Actor-Critic Methods

Introduction to Actor-Critic Methods

Actor-Critic methods combine the best of both worlds: - Value-based methods: Learn value functions (low variance, biased) - Policy-based methods: Learn policies directly (high variance, unbiased)

Key insight: Use the value function to reduce variance of policy gradient estimates.

The Actor-Critic Architecture

Actor: Policy \pi(a|s, \boldsymbol{\theta}) - Role: Decides what action to take - Learning: Updates policy parameters to maximize expected return

Critic: Value function V(s, \boldsymbol{w}) or Q(s,a, \boldsymbol{w}) - Role: Evaluates how good the actor’s actions are - Learning: Updates value function parameters to minimize prediction error

Interaction: 1. Actor chooses action based on current policy 2. Critic evaluates the action 3. Actor updates policy based on critic’s feedback 4. Critic updates value estimates based on observed rewards

Basic Actor-Critic Algorithm

Update equations: - Critic: \boldsymbol{w}_{t+1} = \boldsymbol{w}_t + \alpha_w \delta_t \nabla_{\boldsymbol{w}} V(S_t, \boldsymbol{w}_t) - Actor: \boldsymbol{\theta}_{t+1} = \boldsymbol{\theta}_t + \alpha_\theta \delta_t \nabla_{\boldsymbol{\theta}} \log \pi(A_t|S_t, \boldsymbol{\theta}_t)

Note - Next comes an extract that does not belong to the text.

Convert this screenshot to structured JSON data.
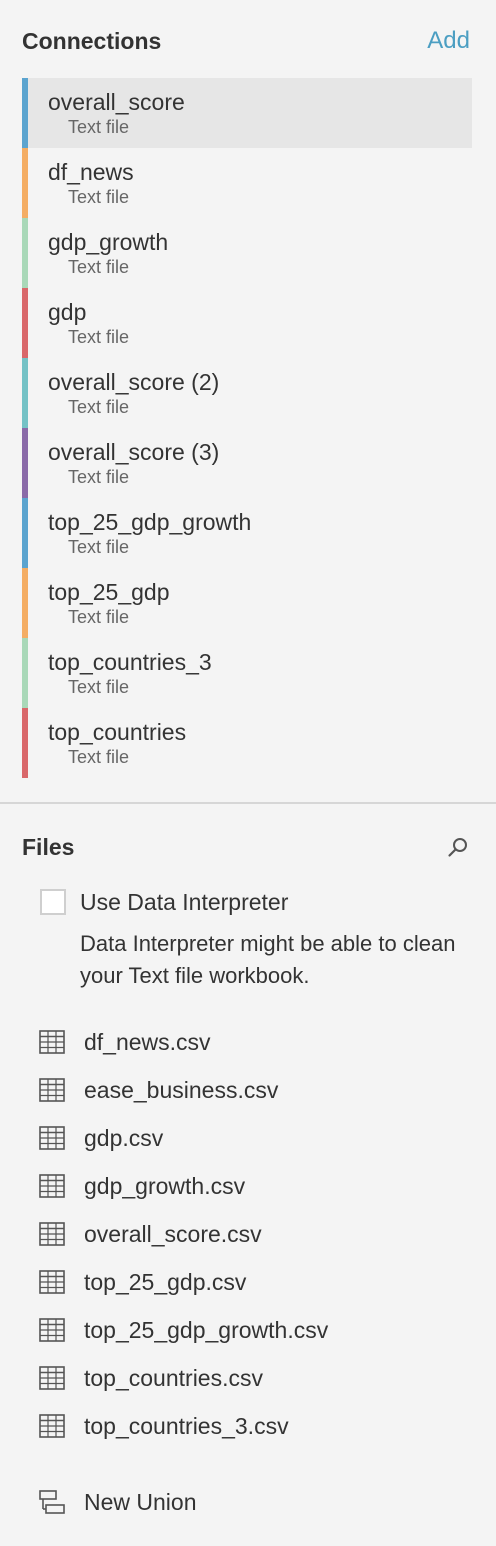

Where \delta_t = R_{t+1} + \gamma V(S_{t+1}, \boldsymbol{w}_t) - V(S_t, \boldsymbol{w}_t) is the TD error.

Algorithm:

Initialize actor parameters θ and critic parameters w
For each episode:
    Initialize state S
    For each step:
        Choose action A ~ π(·|S, θ)
        Take action A, observe reward R and next state S'
        
        # Critic update
        δ = R + γV(S', w) - V(S, w)
        w = w + α_w * δ * ∇_w V(S, w)
        
        # Actor update  
        θ = θ + α_θ * δ * ∇_θ log π(A|S, θ)
        
        S = S'
    Until S is terminal

Advantage Actor-Critic (A2C)

Key improvement: Use advantage function instead of raw TD error.

Advantage function: A(s,a) = Q(s,a) - V(s)

Interpretation: How much better is action a compared to the average action in state s?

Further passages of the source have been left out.